As part of the deal, Credit China Fintech will invest $30 million in BitFury shares and the setting up of the joint venture. The joint venture will be used to sell BitFury's bitcoin mining equipment.

BitFury Group provides hardware and software around blockchain technology and this will be its first major venture in China.

Blockchain refers to the technology underlying the crypto-currency bitcoin and works like a huge, decentralized ledger that records every transaction made on the chain. The information is stored on a global network to prevent tampering.
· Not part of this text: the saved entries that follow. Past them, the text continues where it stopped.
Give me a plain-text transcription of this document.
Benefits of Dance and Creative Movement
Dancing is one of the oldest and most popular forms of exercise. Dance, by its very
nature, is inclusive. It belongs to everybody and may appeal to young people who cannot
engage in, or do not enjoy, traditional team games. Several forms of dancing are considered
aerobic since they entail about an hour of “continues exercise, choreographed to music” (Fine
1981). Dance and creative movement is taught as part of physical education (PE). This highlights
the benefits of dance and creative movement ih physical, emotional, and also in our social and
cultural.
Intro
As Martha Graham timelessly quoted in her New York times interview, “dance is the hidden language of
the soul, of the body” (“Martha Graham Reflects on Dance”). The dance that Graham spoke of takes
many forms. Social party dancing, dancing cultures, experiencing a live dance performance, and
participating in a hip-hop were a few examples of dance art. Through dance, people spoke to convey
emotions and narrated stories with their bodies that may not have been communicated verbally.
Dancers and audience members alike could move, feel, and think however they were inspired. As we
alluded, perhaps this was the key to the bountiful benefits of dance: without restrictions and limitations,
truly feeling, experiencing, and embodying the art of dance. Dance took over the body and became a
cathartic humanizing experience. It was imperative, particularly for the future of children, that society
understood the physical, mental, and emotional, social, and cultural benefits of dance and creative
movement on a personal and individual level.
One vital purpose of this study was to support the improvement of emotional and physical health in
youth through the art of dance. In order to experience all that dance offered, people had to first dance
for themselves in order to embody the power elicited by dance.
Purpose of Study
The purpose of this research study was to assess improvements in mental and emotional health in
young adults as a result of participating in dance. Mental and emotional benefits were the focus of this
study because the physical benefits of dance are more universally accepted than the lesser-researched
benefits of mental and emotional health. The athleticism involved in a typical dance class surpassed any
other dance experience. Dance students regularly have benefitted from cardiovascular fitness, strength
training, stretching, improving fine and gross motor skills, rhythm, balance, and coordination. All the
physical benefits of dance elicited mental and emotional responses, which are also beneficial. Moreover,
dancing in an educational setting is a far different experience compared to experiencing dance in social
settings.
Applications for the blockchain include using it to secure information, facilitate bank loans and enable trading in a cheap and efficient way.

Phang Yew Kiat, vice chairman and CEO of Credit China Fintech, told CNBC by email the company was exploring the use of blockchain on some of its fintech platforms, which include peer-to-peer lending and payments services.

"We have a working prototype payment system using blockchain technologies working in our research laboratory," Phang said.

Blockchain has evolved from being a new technology with an abundance of potential to companies, governments and financial institutions looking into a variety of applications for it.

But it is in its nascent stage, with industry players still experimenting with proof-of-concepts on blockchain's various uses and wide-scale implementation still some way off, Ng Zhi Ying, an analyst with Forrester, told CNBC by phone.

For example, last year the Monetary Authority of Singapore said it was teaming up with blockchain technology company R3 and a consortium of banks and the Singapore Exchange on a proof-of-concept project that would allow inter-bank payments using blockchain.

At the World Economic Forum in Davos earlier this month, the CEO of Alibaba's payment affiliate Ant Financial said his firm was also looking into using blockchain for its massively popular Alipay system.

"It still hasn't gained that maturity level and people are trying to find out how do you use (blockchain), how can we scale it and how do you justify the return-on-investment of investing in this technology," Ng said.

Among the areas of application that industry players are looking into include customer identity authentication for banks, preventing fraud and risks around smart contracts in the insurance industry, tracking the movements of goods in the shipping industry and cross-broader payments using bitcoin.

The technology's growing popularity also saw the setting up of the Global Blockchain Business Council by BitFury Group and international law firm Covington, with the aim of bringing industry players together and highlighting the latest blockchain innovations.